Key variables include: - Offense: The type of crime committed(character) - Method: The method/weapon used to commit the crime(character) - Shift: The time frame the crime was committed(day/evening/midnight, character) - start date: The time actions were initiated(character) - end date : The time actions ended(character)
Analyzing the distribution of crimes
#adjusting the data to remove undesired rows
crime_adjusted<- crime |>
filter(year(crime$START_DATE)!=2024)
#categorizing the offenses and evaluating their proportions
crime_factor<- factor(crime_adjusted$OFFENSE)
prop.table(table(crime_factor))
## crime_factor
## ARSON ASSAULT W/DANGEROUS WEAPON
## 0.0002091285 0.0366497621
## BURGLARY HOMICIDE
## 0.0292257019 0.0055419041
## MOTOR VEHICLE THEFT ROBBERY
## 0.1739948764 0.0562032729
## SEX ABUSE THEFT F/AUTO
## 0.0036597480 0.2293616354
## THEFT/OTHER
## 0.4651539708
With a percentage of 46,52%, theft/other is the most common crime in the D.C. area, followed by theft f/auto with 22,94%, and motor vehicle theft with 17,40% .

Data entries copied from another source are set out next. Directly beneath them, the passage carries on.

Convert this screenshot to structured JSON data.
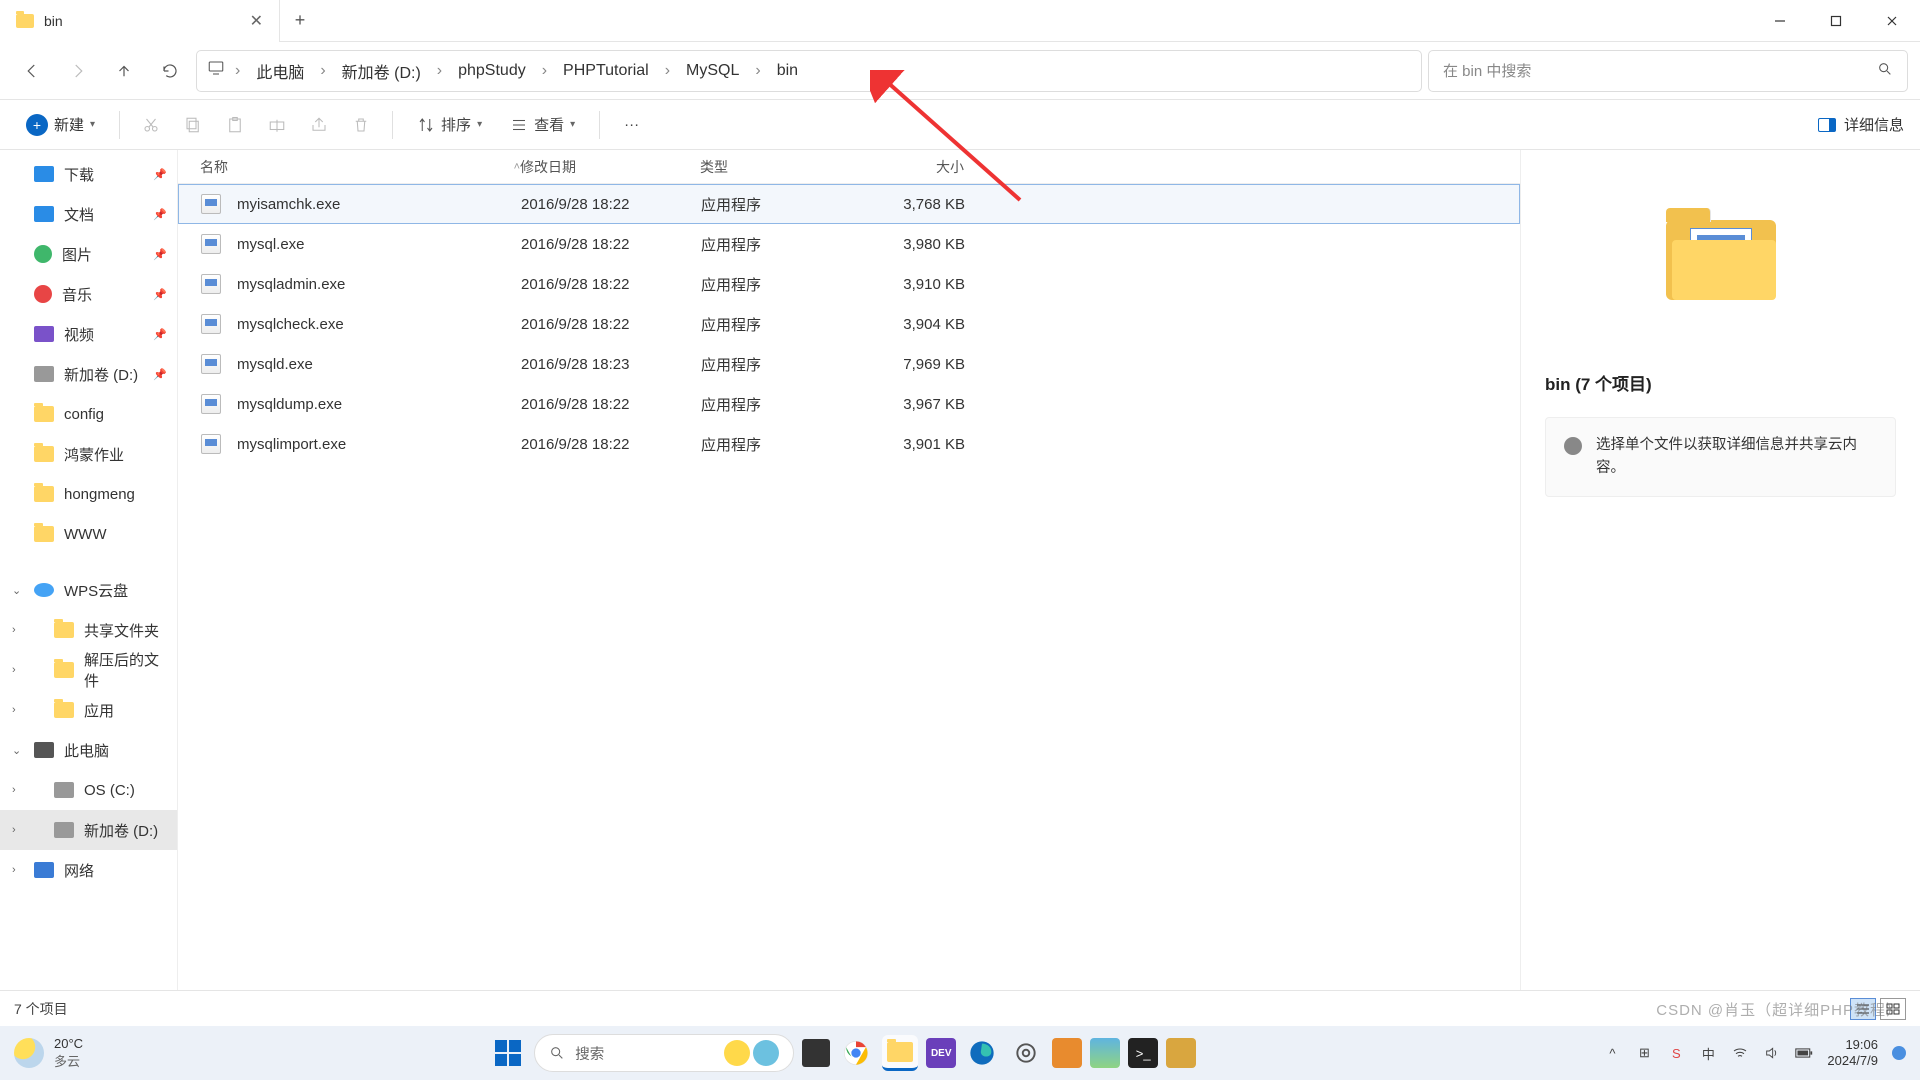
{
  "window": {
    "tab_title": "bin",
    "minimize": "—",
    "maximize": "▢",
    "close": "✕",
    "add_tab": "+"
  },
  "nav": {
    "back": "←",
    "forward": "→",
    "up": "↑",
    "refresh": "⟳"
  },
  "breadcrumb": {
    "root_icon": "🖥",
    "items": [
      "此电脑",
      "新加卷 (D:)",
      "phpStudy",
      "PHPTutorial",
      "MySQL",
      "bin"
    ]
  },
  "search": {
    "placeholder": "在 bin 中搜索"
  },
  "toolbar": {
    "new_label": "新建",
    "sort_label": "排序",
    "view_label": "查看",
    "more": "···",
    "details_label": "详细信息"
  },
  "sidebar": {
    "quick": [
      {
        "label": "下载",
        "icon": "ico-blue",
        "pinned": true
      },
      {
        "label": "文档",
        "icon": "ico-blue",
        "pinned": true
      },
      {
        "label": "图片",
        "icon": "ico-green",
        "pinned": true
      },
      {
        "label": "音乐",
        "icon": "ico-red",
        "pinned": true
      },
      {
        "label": "视频",
        "icon": "ico-purple",
        "pinned": true
      },
      {
        "label": "新加卷 (D:)",
        "icon": "ico-disk",
        "pinned": true
      },
      {
        "label": "config",
        "icon": "ico-folder",
        "pinned": false
      },
      {
        "label": "鸿蒙作业",
        "icon": "ico-folder",
        "pinned": false
      },
      {
        "label": "hongmeng",
        "icon": "ico-folder",
        "pinned": false
      },
      {
        "label": "WWW",
        "icon": "ico-folder",
        "pinned": false
      }
    ],
    "wps_label": "WPS云盘",
    "wps_children": [
      {
        "label": "共享文件夹",
        "icon": "ico-folder"
      },
      {
        "label": "解压后的文件",
        "icon": "ico-folder"
      },
      {
        "label": "应用",
        "icon": "ico-folder"
      }
    ],
    "pc_label": "此电脑",
    "pc_children": [
      {
        "label": "OS (C:)",
        "icon": "ico-disk"
      },
      {
        "label": "新加卷 (D:)",
        "icon": "ico-disk",
        "selected": true
      }
    ],
    "network_label": "网络"
  },
  "columns": {
    "name": "名称",
    "date": "修改日期",
    "type": "类型",
    "size": "大小"
  },
  "files": [
    {
      "name": "myisamchk.exe",
      "date": "2016/9/28 18:22",
      "type": "应用程序",
      "size": "3,768 KB",
      "selected": true
    },
    {
      "name": "mysql.exe",
      "date": "2016/9/28 18:22",
      "type": "应用程序",
      "size": "3,980 KB"
    },
    {
      "name": "mysqladmin.exe",
      "date": "2016/9/28 18:22",
      "type": "应用程序",
      "size": "3,910 KB"
    },
    {
      "name": "mysqlcheck.exe",
      "date": "2016/9/28 18:22",
      "type": "应用程序",
      "size": "3,904 KB"
    },
    {
      "name": "mysqld.exe",
      "date": "2016/9/28 18:23",
      "type": "应用程序",
      "size": "7,969 KB"
    },
    {
      "name": "mysqldump.exe",
      "date": "2016/9/28 18:22",
      "type": "应用程序",
      "size": "3,967 KB"
    },
    {
      "name": "mysqlimport.exe",
      "date": "2016/9/28 18:22",
      "type": "应用程序",
      "size": "3,901 KB"
    }
  ],
  "details": {
    "title": "bin (7 个项目)",
    "hint": "选择单个文件以获取详细信息并共享云内容。"
  },
  "status": {
    "text": "7 个项目"
  },
  "taskbar": {
    "weather_temp": "20°C",
    "weather_desc": "多云",
    "search_placeholder": "搜索",
    "time": "19:06",
    "date": "2024/7/9"
  },
  "watermark": "CSDN @肖玉（超详细PHP教程）"
}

Evaluation of the methods used
#evaluation of the method used to commit these crimes
method<- factor(crime$METHOD)
table(method)
## method
## GUN KNIFE OTHERS
## 1082 308 17921
barplot(table(method))
Only 308 of the crimes involved the used of a knife, while 1082 involved guns, and the rest includes others methods.
understanding the influence of time on the rate of criminality in the area
#replacing inappropriate data
crime_adjusted$SHIFT<- gsub("MIDNIGHT" , "NIGHT", crime_adjusted$SHIFT)
crime_adjusted$SHIFT<- gsub("EVENING" , "NIGHT", crime_adjusted$SHIFT)
#evaluating the frequency of each shift category
shift_factor<- factor(crime_adjusted$SHIFT)
d_n_freq<-table(shift_factor)
d_n_freq
## shift_factor
## DAY NIGHT
## 7971 11156
It is to understand that a wide majority of the crimes are committed during night time.
Determining whether or not crimes are more likely to be committed on the weekend
crime_adjusted<- crime_adjusted |>
mutate(DAY=wday(crime_adjusted$START_DATE, label=T))
table(crime_adjusted$DAY)
##
## Sun Mon Tue Wed Thu Fri Sat
## 2676 2833 2729 2649 2659 2856 2725
ggplot(crime_adjusted, aes(x = DAY)) +
geom_bar() +
labs(
title = "crime rate distribution accross days of the week",
x = "Days",
y = "Count",
) +
theme_minimal()
Conclusion
Between January and august of the current year, theft has been the most common crime in the D.C. area. Divided into different categories, it includes theft involving auto(theft f/ auto), which occupies 46,52% of the general distribution, theft that involves other materials(theft/others), which represents 22,94% of the general distribution, and theft of motor vehicles, which represents 17,4% of the total distribution. Overall, theft represents 86,86% of the crimes. Besides, there is also robbery with 5,62%, burglary with 2,92%, assault with dangerous weapon with 3,66%, and more. However, the commission of these crimes does not generally involve the use of guns or knives. Out of approximately 19,000 records, more than 17,000 did not include the use of weaponry like guns or knives.
Additionally, after thorough analysis, it is to understand that most of the offenses reported were responded by the night shift crews, Which brings us to comprehend that the D.C. area might be safer during day time. Moreover, It does not matter if it is weekdays or the weekend. The crime rate is not really influenced by the days of the week, for the frequency is roughly similar across all days.